Most studies on controlling aggression in autism were carried out at the ages above 6 years and there are limited data at pre-school ages. However, there are also behavioral problems at these ages and they sometimes limit educational interventions. With respect to the importance of early treatment, it seems necessary to conduct studies on the effective and safe drugs to reduce behavioral problems in this age group. This study was designed as an open-label trial for a total duration of 8 weeks, aimed at evaluating effectiveness, safety, and tolerability of Aripiprazole in 3 to 6 years old children with autistic disorder and behavioral problems such as irritability, aggression, agitation, and self-injury. The study was conducted in Akhavan and Rofeydeh Rehabilitation Clinics (University of Social Welfare and Rehabilitation Sciences, Tehran, Iran) from November 2012 to July 2014. The trial was performed in accordance with the declaration of Helsinki and its subsequent revisions. It was approved by the Ethics Committee of the University of Social Welfare and Rehabilitation Sciences. Written consents were obtained from patients’ parents/guardians before including them in the study. Diagnosis was made based on observation of children’s behaviors and psychiatric interview with parents by a child and adolescent psychiatrist. Aberrant Behavior Checklist-Community (ABC-I), Irritability subscale and Clinical Global Impression-Improvement scale (CGI-I) were used to assess severity of behavioral problems and improvement. The inclusion criteria were clinical diagnosis of autism, 3-6 years of age, and ABC-I>18. The exclusion criteria were current diagnosis of bipolar disorder, psychosis, major depression, other disorders of autism spectrum, seizures in previous year, history of severe brain trauma, severe medical diseases, history of sensitivity or intolerance or no response to Aripiprazole, having received antidepressants or antipsychotics within the previous week (Fluoxetine within the previous month), and having received psychoactive drugs and benzodiazepines within the previous72 hours. Finally, 10 patients (8 male, 2 female) with a mean age 4.2 were included in the study. Aripiprazole was administered as 1.25 mg, 2.5 mg, 5 mg, and 7.5 mg in week 1, week 2, week 3, and week 4, respectively. Afterwards, it was administered as 10 mg up until the end of the study. The trial was registered in the Iranian Registry of Clinical Trials (IRCT201209645N2).

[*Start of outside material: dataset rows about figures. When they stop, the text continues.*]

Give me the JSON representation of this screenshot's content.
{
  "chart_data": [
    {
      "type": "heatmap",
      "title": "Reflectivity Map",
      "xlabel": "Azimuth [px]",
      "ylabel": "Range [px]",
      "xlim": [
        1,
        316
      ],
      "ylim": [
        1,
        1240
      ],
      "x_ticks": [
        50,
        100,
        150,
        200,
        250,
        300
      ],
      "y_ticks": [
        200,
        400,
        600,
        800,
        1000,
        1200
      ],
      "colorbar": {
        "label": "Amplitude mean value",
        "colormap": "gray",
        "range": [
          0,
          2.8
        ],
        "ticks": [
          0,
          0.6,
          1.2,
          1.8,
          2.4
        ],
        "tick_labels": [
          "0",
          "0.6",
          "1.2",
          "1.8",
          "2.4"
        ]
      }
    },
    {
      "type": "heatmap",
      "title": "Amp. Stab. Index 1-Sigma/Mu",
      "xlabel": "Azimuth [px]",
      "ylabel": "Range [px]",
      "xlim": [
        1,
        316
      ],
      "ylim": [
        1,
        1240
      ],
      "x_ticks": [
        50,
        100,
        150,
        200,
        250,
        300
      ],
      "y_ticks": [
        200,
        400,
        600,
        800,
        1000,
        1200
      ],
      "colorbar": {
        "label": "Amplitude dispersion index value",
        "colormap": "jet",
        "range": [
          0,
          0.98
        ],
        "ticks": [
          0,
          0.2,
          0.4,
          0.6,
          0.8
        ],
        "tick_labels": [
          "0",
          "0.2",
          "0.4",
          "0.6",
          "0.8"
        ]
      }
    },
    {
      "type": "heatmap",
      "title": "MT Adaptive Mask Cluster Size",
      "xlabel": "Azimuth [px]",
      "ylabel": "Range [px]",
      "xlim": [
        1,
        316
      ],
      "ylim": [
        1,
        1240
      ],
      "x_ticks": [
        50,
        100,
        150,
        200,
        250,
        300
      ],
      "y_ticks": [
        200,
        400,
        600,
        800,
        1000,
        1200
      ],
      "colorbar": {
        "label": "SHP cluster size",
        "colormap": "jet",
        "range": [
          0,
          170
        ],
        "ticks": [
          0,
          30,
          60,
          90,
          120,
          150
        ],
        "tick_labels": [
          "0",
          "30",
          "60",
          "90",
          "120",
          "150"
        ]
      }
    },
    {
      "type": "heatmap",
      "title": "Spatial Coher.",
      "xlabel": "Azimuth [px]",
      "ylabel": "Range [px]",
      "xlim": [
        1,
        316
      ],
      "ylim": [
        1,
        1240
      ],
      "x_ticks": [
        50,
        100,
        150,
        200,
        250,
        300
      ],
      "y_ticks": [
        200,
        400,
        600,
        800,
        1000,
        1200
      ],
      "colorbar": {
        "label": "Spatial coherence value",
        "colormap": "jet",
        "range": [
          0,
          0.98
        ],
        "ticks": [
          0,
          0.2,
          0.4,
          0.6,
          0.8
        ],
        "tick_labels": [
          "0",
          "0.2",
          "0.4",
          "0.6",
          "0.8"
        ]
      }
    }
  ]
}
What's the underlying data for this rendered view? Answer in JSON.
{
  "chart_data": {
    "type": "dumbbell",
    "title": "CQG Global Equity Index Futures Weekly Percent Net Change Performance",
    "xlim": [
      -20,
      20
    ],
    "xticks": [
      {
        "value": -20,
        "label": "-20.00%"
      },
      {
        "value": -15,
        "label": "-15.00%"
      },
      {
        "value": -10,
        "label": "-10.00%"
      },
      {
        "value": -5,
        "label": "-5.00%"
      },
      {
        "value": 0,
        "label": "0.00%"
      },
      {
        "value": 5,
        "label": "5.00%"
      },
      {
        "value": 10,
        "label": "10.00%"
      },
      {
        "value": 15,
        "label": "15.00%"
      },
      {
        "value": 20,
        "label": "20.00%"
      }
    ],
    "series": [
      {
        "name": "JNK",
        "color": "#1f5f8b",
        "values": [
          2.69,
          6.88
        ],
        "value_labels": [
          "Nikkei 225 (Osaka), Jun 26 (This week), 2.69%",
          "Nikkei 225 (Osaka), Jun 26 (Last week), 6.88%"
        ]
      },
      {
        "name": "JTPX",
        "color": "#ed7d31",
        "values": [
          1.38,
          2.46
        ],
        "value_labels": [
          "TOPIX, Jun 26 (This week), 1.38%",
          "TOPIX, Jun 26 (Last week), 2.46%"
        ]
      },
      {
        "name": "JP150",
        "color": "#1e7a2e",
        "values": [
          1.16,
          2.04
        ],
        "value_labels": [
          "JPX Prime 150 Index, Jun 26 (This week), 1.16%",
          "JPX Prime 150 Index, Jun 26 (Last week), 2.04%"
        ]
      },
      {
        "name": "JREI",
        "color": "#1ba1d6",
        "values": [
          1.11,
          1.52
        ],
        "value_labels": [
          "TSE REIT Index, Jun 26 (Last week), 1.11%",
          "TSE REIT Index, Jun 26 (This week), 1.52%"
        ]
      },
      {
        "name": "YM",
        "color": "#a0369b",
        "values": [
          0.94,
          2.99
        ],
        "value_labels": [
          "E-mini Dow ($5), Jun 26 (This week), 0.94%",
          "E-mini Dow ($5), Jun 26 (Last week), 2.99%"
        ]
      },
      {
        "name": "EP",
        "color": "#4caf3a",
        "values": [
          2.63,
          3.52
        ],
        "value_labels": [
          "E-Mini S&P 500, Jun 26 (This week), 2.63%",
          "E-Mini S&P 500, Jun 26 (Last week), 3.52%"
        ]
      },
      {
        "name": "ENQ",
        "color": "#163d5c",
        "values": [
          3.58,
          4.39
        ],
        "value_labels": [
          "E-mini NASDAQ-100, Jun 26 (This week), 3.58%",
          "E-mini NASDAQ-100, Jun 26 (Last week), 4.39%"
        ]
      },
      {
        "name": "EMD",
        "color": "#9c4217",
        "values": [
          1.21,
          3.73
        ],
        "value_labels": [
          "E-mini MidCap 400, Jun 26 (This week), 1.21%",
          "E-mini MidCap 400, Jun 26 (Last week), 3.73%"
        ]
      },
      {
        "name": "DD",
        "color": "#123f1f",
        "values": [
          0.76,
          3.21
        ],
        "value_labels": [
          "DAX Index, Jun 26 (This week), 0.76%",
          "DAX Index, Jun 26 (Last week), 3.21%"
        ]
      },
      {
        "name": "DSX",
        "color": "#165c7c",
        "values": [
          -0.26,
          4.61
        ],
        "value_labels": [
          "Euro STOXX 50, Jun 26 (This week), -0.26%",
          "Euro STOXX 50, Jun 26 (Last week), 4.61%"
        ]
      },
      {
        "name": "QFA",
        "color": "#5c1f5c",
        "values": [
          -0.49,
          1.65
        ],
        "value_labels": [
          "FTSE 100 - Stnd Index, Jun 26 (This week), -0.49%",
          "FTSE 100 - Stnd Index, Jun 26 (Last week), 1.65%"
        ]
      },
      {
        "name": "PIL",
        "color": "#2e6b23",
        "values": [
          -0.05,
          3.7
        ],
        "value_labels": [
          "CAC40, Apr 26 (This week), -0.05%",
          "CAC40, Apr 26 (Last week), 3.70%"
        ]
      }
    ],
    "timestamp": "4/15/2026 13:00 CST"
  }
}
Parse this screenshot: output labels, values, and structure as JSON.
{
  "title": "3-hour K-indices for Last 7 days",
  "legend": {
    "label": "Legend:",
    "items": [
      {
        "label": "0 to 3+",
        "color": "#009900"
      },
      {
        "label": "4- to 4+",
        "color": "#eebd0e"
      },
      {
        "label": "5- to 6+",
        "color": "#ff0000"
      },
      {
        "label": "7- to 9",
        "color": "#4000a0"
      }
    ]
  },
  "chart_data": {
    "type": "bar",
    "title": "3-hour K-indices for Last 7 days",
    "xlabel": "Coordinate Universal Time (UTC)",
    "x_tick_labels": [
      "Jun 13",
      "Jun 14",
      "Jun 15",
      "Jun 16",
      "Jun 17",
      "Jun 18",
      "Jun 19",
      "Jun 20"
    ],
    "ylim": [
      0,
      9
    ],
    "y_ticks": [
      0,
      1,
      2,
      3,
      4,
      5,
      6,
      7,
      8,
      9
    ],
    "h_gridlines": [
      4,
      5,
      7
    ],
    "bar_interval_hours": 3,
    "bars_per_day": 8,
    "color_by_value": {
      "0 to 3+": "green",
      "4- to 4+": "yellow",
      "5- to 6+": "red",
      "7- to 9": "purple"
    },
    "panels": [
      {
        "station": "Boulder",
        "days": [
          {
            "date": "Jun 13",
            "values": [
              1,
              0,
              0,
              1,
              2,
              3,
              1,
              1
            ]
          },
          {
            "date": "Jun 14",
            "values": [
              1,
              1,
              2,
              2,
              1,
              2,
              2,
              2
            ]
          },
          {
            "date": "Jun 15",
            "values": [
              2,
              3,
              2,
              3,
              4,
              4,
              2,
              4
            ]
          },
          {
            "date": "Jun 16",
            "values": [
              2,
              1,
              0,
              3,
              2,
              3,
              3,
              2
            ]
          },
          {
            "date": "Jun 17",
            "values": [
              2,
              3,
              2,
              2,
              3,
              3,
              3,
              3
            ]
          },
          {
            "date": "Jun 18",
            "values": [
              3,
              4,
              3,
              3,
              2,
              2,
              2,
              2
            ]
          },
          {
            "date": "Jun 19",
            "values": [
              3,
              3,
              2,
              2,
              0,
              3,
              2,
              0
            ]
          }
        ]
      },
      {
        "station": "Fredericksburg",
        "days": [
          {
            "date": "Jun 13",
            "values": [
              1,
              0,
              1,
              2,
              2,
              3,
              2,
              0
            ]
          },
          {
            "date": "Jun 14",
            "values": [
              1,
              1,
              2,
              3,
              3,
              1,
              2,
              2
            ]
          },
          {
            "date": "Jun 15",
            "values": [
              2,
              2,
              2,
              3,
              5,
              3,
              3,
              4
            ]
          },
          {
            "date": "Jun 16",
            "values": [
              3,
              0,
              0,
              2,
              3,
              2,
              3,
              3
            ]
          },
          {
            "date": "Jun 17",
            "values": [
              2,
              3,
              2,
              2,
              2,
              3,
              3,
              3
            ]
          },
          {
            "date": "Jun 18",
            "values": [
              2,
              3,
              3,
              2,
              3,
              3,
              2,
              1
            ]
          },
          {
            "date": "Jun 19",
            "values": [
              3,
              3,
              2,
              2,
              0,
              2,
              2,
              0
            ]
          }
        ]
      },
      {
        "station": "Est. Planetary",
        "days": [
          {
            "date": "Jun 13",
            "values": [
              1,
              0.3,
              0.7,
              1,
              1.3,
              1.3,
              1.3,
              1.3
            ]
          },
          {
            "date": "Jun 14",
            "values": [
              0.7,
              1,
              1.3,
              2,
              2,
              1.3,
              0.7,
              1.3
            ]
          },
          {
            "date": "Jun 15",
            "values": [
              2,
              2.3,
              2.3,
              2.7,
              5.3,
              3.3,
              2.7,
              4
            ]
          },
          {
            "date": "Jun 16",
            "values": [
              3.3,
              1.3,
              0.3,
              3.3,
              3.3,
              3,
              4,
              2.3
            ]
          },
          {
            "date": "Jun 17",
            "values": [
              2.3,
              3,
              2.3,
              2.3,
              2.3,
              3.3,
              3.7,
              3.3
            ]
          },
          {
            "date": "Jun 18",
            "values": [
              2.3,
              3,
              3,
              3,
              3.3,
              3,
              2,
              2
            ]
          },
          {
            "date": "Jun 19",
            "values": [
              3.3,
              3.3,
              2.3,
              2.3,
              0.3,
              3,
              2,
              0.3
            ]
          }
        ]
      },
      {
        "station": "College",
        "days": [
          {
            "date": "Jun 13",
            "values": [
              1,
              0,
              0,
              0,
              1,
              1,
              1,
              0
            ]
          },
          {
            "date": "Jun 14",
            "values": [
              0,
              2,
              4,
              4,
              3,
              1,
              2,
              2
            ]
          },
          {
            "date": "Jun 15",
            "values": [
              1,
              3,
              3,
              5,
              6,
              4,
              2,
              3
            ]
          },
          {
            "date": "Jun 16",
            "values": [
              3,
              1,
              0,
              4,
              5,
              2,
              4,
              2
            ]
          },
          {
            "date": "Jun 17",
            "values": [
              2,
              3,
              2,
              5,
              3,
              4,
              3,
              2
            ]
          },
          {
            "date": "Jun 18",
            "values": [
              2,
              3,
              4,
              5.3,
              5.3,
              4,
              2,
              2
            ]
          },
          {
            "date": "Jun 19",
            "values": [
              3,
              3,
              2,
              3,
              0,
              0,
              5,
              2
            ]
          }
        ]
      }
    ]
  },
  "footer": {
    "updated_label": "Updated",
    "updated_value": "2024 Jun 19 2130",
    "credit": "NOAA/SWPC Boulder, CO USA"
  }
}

ABC-C, irritability subscale (ABC-I) was reduced significantly at the end of week 8 (P<0.001). Reduction of the overall score of ABC-C was also significant (P<0.001). Reduction of the subscales of stereotypic behaviors and hyperactivity was also significant (P<0.001), although no significant reduction was observed in lethargy/social isolation and inappropriate speech subscales. All patients had a partial response to the treatment (25% reduction in ABC-I) and 60% fully recovered (50% reduction in ABC-I). 33.3% and 66.6% of the recovered patients began to recover from week 6 and 8, respectively. Assuming score 1 or 2 as the recovery level, based on the CGI-I scale, 80% of our patients are considered as recovered. There were no significant changes of vital signs, ECG, and other laboratory, including CBC/diff, FBS, BUN, Cr, TSH, LFT and electrolytes. In addition, there was no significant change in prolactin level. Generally, Aripiprazole was well tolerated. The most common side effects included increased appetite and weight gain, sedation and agitation. The severity of side effects was either mild or moderate where none of these side effects led to discontinuation of the drug. No extrapyramidal side effect was seen. In general, the result of our research indicated the effectiveness of Aripiprazole in controlling irritability of 3-6 years old autistic children was well tolerated.